Dust off your waffle iron!
For pennies you get a million dollars worth of nutrition and health.
Excerpt: I love waffles, but I don’t like how I feel after eating them. Then I ate a waffle that changed my life! [For the whole article, click here.]
While visiting friends in Hawaii they treated my husband and I to homemade Belgian-style waffles. They were light, fluffy and really tasty. “They’re made from soybean and rolled oats,” Carrie explained, smiling.
Carrie handed me a tattered copy of “Oats, Peas, Beans and Barley Cookbook.” As I flipped through the pages, timed rolled back to the mid 1970s when I made a lot of dishes with lentils, rice, soy and beans. “That’s hippie food!” my Mom used to say.
Today, we know better. These aren’t just food for hippies because the more plant-based foods we consume, the better.

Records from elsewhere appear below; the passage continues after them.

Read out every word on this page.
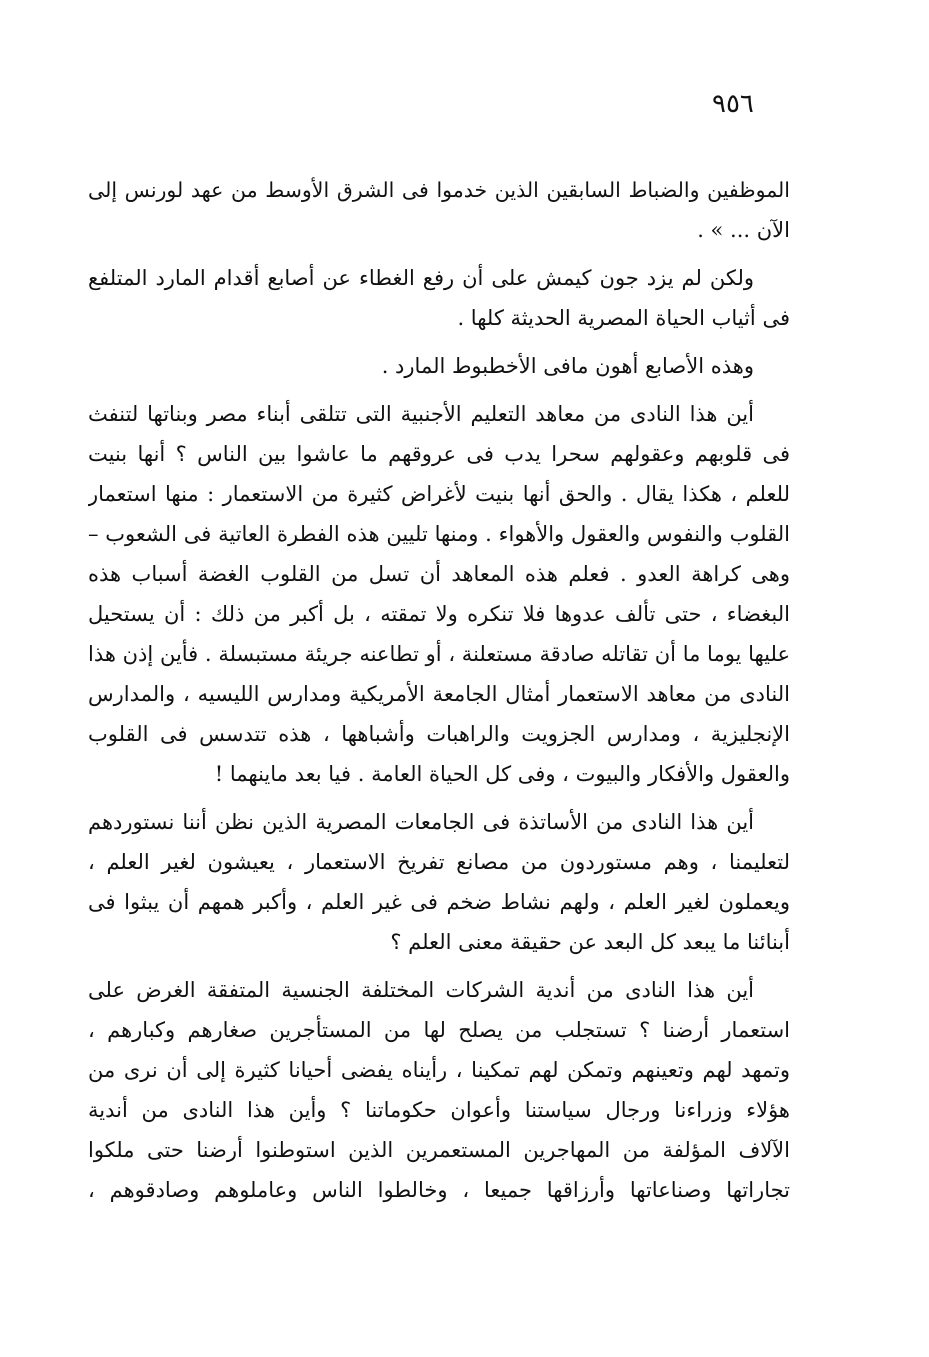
٩٥٦
الموظفين والضباط السابقين الذين خدموا فى الشرق الأوسط من عهد لورنس إلى
الآن ... » .
ولكن لم يزد جون كيمش على أن رفع الغطاء عن أصابع أقدام المارد المتلفع
فى أثياب الحياة المصرية الحديثة كلها .
وهذه الأصابع أهون مافى الأخطبوط المارد .
أين هذا النادى من معاهد التعليم الأجنبية التى تتلقى أبناء مصر وبناتها لتنفث
فى قلوبهم وعقولهم سحرا يدب فى عروقهم ما عاشوا بين الناس ؟ أنها بنيت
للعلم ، هكذا يقال . والحق أنها بنيت لأغراض كثيرة من الاستعمار : منها استعمار
القلوب والنفوس والعقول والأهواء . ومنها تليين هذه الفطرة العاتية فى الشعوب –
وهى كراهة العدو . فعلم هذه المعاهد أن تسل من القلوب الغضة أسباب هذه
البغضاء ، حتى تألف عدوها فلا تنكره ولا تمقته ، بل أكبر من ذلك : أن يستحيل
عليها يوما ما أن تقاتله صادقة مستعلنة ، أو تطاعنه جريئة مستبسلة . فأين إذن هذا
النادى من معاهد الاستعمار أمثال الجامعة الأمريكية ومدارس الليسيه ، والمدارس
الإنجليزية ، ومدارس الجزويت والراهبات وأشباهها ، هذه تتدسس فى القلوب
والعقول والأفكار والبيوت ، وفى كل الحياة العامة . فيا بعد ماينهما !
أين هذا النادى من الأساتذة فى الجامعات المصرية الذين نظن أننا نستوردهم
لتعليمنا ، وهم مستوردون من مصانع تفريخ الاستعمار ، يعيشون لغير العلم ،
ويعملون لغير العلم ، ولهم نشاط ضخم فى غير العلم ، وأكبر همهم أن يبثوا فى
أبنائنا ما يبعد كل البعد عن حقيقة معنى العلم ؟
أين هذا النادى من أندية الشركات المختلفة الجنسية المتفقة الغرض على
استعمار أرضنا ؟ تستجلب من يصلح لها من المستأجرين صغارهم وكبارهم ،
وتمهد لهم وتعينهم وتمكن لهم تمكينا ، رأيناه يفضى أحيانا كثيرة إلى أن نرى من
هؤلاء وزراءنا ورجال سياستنا وأعوان حكوماتنا ؟ وأين هذا النادى من أندية
الآلاف المؤلفة من المهاجرين المستعمرين الذين استوطنوا أرضنا حتى ملكوا
تجاراتها وصناعاتها وأرزاقها جميعا ، وخالطوا الناس وعاملوهم وصادقوهم ،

Back in Alaska, I bought a used copy of the cookbook for $2.00. The waffle recipes in the book call for simple ingredients like pinto beans, garbanzo beans or soybeans, rolled oats, lentils, millet, rice, cashews and buckwheat. No eggs, milk or baking powder. Wheat-free, too.
For pennies you get a million dollars worth of nutrition and health. “One soy-oat waffle has protein equal in quantity and quality to that in a serving of steak,” says author Edyth Young Cottrel.